North Carolina (NC) State University researchers are launching an initiative to develop a computer that utilises three-dimensional integrated chip (3DIC) technology and is significantly more energy efficient than comparable systems.
The work is supported by $1m (£626,000) in funding as phase one of a $4m co-operative agreement contract with the US Defense Advanced Research Projects Agency (DARPA).
‘Computers are becoming faster and able to tackle more complex challenges, but they are also consuming larger amounts of electrical power,’ said Dr Paul Franzon, a professor of electrical and computer engineering at NC State and lead researcher under the DARPA co-operative agreement. ‘For example, the amount of computing power in unmanned vehicles is limited by the power supply they can carry.’

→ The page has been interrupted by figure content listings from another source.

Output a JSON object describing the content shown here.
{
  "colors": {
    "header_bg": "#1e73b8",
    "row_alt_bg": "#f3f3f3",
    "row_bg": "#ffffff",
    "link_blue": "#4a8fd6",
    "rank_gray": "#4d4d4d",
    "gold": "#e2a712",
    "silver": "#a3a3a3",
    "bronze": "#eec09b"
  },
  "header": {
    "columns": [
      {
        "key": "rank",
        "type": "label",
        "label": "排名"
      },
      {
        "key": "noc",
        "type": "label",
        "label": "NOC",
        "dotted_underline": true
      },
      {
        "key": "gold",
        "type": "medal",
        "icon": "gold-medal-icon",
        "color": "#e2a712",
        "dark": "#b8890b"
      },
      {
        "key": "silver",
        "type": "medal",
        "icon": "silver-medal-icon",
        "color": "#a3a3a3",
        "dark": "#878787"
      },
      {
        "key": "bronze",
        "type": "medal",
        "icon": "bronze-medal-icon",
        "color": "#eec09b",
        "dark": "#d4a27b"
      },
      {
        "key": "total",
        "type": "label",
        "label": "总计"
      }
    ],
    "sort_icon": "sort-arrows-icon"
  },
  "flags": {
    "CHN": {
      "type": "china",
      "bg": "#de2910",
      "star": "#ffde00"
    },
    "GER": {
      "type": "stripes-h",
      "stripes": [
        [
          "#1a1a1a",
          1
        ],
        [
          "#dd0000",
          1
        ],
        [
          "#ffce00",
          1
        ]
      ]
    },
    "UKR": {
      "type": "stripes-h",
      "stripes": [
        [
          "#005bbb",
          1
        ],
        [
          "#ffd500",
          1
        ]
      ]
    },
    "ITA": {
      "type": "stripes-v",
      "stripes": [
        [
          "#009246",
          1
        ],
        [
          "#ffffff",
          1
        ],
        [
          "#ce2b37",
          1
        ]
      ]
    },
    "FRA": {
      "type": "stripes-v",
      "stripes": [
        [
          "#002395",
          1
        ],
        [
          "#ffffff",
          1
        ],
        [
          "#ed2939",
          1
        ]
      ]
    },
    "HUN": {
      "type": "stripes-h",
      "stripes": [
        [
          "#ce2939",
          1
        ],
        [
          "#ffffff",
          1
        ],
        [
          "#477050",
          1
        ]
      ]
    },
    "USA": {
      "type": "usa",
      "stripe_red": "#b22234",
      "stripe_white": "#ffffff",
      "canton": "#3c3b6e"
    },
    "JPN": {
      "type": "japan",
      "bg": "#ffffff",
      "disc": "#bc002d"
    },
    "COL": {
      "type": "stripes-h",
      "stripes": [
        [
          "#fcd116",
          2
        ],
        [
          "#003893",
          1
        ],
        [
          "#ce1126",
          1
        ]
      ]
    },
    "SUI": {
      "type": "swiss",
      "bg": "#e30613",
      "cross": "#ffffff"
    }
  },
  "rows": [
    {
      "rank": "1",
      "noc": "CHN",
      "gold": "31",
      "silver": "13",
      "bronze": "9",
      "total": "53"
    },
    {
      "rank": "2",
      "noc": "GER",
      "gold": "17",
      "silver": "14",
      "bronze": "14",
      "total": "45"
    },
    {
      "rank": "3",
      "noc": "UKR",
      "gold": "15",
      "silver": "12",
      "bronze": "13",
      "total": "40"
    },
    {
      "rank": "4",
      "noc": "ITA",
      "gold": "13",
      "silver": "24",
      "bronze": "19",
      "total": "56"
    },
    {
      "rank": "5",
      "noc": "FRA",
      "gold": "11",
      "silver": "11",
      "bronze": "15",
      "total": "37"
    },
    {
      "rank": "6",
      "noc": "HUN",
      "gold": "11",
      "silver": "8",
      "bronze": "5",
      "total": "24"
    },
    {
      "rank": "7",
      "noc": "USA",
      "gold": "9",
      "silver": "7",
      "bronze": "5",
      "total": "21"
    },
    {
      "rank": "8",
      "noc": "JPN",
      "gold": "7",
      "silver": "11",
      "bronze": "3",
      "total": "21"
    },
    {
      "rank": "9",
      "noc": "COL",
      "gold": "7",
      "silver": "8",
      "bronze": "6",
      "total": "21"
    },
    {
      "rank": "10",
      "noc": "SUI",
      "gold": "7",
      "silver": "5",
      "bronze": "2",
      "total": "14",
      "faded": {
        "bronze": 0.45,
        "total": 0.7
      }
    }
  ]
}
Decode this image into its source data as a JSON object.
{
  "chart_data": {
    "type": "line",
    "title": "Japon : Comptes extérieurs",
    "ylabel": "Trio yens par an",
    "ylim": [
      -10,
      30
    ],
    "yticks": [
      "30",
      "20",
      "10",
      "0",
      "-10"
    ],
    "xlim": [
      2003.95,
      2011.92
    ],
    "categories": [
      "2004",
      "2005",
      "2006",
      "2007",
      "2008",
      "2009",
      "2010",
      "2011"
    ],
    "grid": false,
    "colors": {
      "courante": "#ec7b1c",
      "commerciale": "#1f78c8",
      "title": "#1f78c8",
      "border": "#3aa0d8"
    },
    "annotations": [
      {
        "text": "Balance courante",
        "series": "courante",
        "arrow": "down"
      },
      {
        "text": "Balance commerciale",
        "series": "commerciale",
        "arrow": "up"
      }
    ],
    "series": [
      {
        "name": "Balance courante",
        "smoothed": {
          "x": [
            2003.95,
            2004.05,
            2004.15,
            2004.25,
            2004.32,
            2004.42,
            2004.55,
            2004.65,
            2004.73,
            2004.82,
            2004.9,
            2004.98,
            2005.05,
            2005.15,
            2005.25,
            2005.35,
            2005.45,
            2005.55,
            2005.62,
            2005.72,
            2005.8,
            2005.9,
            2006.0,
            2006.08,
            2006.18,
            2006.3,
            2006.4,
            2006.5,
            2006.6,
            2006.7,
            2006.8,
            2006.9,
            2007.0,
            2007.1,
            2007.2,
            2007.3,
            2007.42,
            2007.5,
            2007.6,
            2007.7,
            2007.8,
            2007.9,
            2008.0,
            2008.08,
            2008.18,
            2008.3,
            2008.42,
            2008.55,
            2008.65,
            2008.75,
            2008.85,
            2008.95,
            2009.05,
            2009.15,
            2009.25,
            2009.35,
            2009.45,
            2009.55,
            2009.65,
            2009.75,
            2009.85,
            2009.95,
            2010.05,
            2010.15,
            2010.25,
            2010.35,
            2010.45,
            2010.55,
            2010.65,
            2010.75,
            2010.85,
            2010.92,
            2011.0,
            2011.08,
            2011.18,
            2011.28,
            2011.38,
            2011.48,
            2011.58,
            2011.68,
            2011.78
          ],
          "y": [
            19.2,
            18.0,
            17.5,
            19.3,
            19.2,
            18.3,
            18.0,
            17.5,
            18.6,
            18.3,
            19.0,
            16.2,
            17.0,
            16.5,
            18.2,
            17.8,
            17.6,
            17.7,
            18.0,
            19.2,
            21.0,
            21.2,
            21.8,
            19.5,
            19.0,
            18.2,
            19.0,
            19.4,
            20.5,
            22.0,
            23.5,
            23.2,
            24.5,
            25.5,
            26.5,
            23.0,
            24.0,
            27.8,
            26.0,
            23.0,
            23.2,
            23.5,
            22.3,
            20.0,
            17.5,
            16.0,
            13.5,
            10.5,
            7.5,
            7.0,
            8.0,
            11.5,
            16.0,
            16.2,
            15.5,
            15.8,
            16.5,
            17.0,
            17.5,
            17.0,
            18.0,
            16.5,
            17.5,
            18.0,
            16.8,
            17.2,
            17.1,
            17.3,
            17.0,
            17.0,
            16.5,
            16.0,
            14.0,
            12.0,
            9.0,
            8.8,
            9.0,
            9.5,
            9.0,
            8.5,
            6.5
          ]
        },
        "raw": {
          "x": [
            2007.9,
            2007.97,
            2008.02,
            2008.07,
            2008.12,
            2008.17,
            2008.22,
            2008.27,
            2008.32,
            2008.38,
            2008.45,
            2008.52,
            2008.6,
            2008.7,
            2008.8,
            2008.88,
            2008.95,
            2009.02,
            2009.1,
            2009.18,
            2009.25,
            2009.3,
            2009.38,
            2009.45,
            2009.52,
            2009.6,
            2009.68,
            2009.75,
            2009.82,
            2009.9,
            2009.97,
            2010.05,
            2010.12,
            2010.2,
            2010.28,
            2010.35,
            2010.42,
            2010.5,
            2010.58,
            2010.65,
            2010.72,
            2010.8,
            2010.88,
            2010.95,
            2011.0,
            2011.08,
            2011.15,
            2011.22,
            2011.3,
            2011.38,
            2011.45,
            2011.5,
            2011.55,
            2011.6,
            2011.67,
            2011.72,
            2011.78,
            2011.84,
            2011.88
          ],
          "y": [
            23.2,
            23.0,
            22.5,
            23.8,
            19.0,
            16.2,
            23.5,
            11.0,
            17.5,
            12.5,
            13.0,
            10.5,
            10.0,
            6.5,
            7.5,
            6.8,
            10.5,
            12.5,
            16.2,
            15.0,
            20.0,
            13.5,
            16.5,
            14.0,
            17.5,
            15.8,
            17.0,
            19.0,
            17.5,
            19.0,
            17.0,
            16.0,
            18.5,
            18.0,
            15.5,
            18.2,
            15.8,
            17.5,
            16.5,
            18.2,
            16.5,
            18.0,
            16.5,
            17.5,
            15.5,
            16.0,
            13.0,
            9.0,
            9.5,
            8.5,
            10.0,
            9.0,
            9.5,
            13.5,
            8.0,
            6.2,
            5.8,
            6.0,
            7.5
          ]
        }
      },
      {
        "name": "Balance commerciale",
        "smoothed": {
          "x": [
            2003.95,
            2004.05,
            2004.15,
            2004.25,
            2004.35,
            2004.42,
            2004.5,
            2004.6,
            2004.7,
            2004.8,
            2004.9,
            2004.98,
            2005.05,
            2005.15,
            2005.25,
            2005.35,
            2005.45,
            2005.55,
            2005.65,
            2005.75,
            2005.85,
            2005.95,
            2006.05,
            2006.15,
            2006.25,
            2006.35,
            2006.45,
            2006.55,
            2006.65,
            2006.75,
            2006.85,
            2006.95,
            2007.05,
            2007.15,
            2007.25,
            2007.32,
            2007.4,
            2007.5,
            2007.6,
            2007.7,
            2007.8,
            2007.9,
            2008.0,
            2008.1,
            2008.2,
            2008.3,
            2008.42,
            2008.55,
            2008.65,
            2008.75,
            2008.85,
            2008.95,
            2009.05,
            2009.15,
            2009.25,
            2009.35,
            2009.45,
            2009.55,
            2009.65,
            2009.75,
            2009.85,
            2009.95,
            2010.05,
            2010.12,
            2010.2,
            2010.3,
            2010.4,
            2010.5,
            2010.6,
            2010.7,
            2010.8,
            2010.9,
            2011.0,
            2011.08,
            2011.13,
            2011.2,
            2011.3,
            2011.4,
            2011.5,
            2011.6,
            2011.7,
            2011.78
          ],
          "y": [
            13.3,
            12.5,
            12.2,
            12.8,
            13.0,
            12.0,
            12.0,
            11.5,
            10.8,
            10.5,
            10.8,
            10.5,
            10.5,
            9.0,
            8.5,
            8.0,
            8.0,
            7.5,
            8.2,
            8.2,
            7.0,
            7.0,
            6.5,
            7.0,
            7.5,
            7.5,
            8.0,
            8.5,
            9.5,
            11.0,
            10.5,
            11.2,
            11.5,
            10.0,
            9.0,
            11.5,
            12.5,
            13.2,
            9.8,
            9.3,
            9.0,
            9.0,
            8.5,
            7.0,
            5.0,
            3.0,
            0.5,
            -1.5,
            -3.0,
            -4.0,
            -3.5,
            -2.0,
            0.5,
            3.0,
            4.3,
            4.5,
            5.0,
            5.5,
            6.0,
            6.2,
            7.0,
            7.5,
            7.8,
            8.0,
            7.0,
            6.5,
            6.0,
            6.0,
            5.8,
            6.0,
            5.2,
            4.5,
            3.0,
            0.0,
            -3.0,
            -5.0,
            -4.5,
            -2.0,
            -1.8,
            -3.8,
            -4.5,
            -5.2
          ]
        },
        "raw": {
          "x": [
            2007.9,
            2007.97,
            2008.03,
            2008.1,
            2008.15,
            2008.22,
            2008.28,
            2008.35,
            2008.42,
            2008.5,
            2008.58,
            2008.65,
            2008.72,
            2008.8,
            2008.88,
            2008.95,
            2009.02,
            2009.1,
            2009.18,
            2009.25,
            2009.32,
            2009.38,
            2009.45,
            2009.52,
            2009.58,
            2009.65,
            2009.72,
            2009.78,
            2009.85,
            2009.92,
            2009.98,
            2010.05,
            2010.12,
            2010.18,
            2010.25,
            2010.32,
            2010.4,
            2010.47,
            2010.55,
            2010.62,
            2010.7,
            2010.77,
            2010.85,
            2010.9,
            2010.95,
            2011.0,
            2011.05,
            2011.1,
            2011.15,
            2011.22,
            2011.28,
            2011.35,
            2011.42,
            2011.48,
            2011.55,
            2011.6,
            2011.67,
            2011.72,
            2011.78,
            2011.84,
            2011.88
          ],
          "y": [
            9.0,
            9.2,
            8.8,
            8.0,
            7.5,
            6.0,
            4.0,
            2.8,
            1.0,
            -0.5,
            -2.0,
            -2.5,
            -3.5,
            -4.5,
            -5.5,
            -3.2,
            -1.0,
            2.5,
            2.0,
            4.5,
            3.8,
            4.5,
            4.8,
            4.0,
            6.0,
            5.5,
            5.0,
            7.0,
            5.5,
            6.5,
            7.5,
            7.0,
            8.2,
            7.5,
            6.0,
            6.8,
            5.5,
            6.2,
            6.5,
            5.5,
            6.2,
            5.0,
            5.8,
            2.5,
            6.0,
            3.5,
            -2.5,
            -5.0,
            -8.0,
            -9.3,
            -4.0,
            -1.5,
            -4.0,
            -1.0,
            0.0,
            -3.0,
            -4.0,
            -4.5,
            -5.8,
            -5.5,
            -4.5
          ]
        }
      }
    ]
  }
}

To address this challenge, the NC State research team will design a multiprocessor computer system that has a computing-to-power ratio of 75 gigaflops per Watt.
At this ratio, the system must be able to process 75 billion floating-point operations per second for every Watt of power used. By contrast, the most efficient processors currently on the market have a computing-to-power ratio of 16 gigaflops per Watt.
‘We plan to use 3DIC technology and heterogeneous computing techniques to develop what will essentially be a highly efficient multiprocessor that would fit in a matchbox,’ Franzon said in a statement.
Franzon is the primary investigator under the co-operative agreement, which has negotiated options through 2017.